Putin ist aufgrund wachsender Sicherheitsbedenken im Zusammenhang mit dem Krieg in der Ukraine seit fast 200 Tagen in der Region Moskau geblieben.
Seit fast 200 Tagen hält sich Russlands Präsident Wladimir Putin in der Region Moskau auf.

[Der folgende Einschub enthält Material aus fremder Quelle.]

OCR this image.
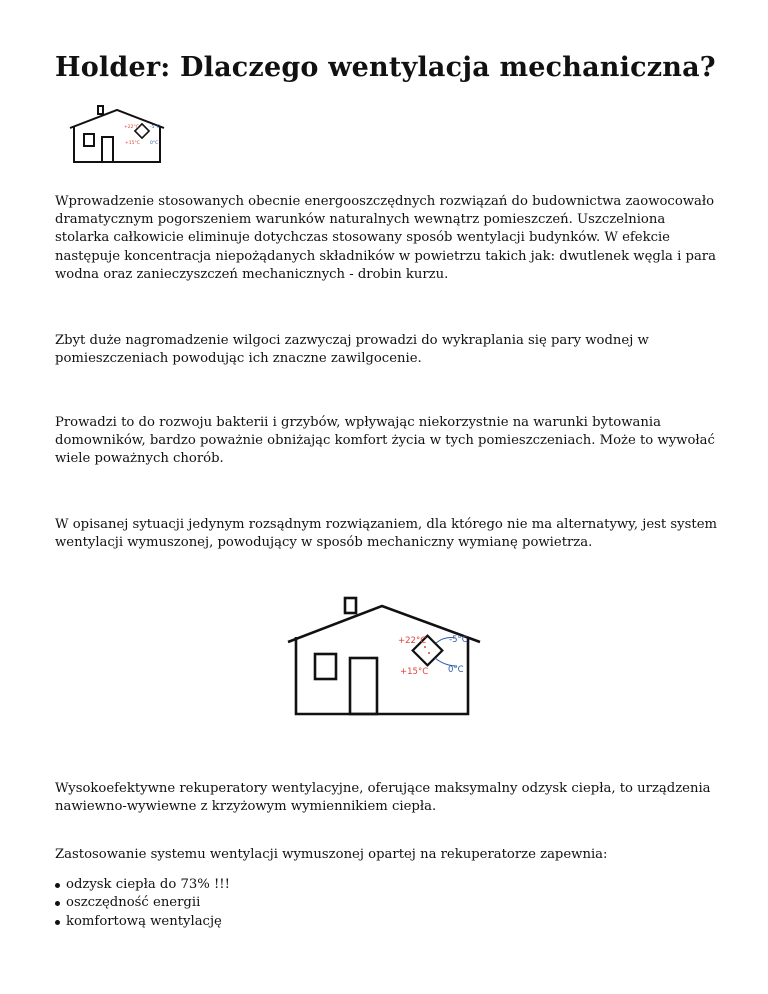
Holder: Dlaczego wentylacja mechaniczna?
+22°C
+15°C
-5°C
0°C

Wprowadzenie stosowanych obecnie energooszczędnych rozwiązań do budownictwa zaowocowało dramatycznym pogorszeniem warunków naturalnych wewnątrz pomieszczeń. Uszczelniona stolarka całkowicie eliminuje dotychczas stosowany sposób wentylacji budynków. W efekcie następuje koncentracja niepożądanych składników w powietrzu takich jak: dwutlenek węgla i para wodna oraz zanieczyszczeń mechanicznych - drobin kurzu.

Zbyt duże nagromadzenie wilgoci zazwyczaj prowadzi do wykraplania się pary wodnej w pomieszczeniach powodując ich znaczne zawilgocenie.

Prowadzi to do rozwoju bakterii i grzybów, wpływając niekorzystnie na warunki bytowania domowników, bardzo poważnie obniżając komfort życia w tych pomieszczeniach. Może to wywołać wiele poważnych chorób.

W opisanej sytuacji jedynym rozsądnym rozwiązaniem, dla którego nie ma alternatywy, jest system wentylacji wymuszonej, powodujący w sposób mechaniczny wymianę powietrza.

+22°C
+15°C
-5°C
0°C

Wysokoefektywne rekuperatory wentylacyjne, oferujące maksymalny odzysk ciepła, to urządzenia nawiewno-wywiewne z krzyżowym wymiennikiem ciepła.

Zastosowanie systemu wentylacji wymuszonej opartej na rekuperatorze zapewnia:

odzysk ciepła do 73% !!!
oszczędność energii
komfortową wentylację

In dieser Zeit habe es keine offiziellen Besuche in anderen russischen Regionen gegeben, berichtet die Kyiv Post.
Dies ist bereits eine längere Pause bei Inlandsreisen als während der Coronavirus-Pandemie im Jahr 2020. Die Informationen stammen vom unabhängigen russischen Medium Agenstwo.
Sicherheitsbedenken gelten als Hauptgrund für die deutlich reduzierten Inlandsreisen.
Putin bleibt in Moskau
Der letzte registrierte Besuch fand am 6. November 2025 in Samara im Südosten Russlands statt.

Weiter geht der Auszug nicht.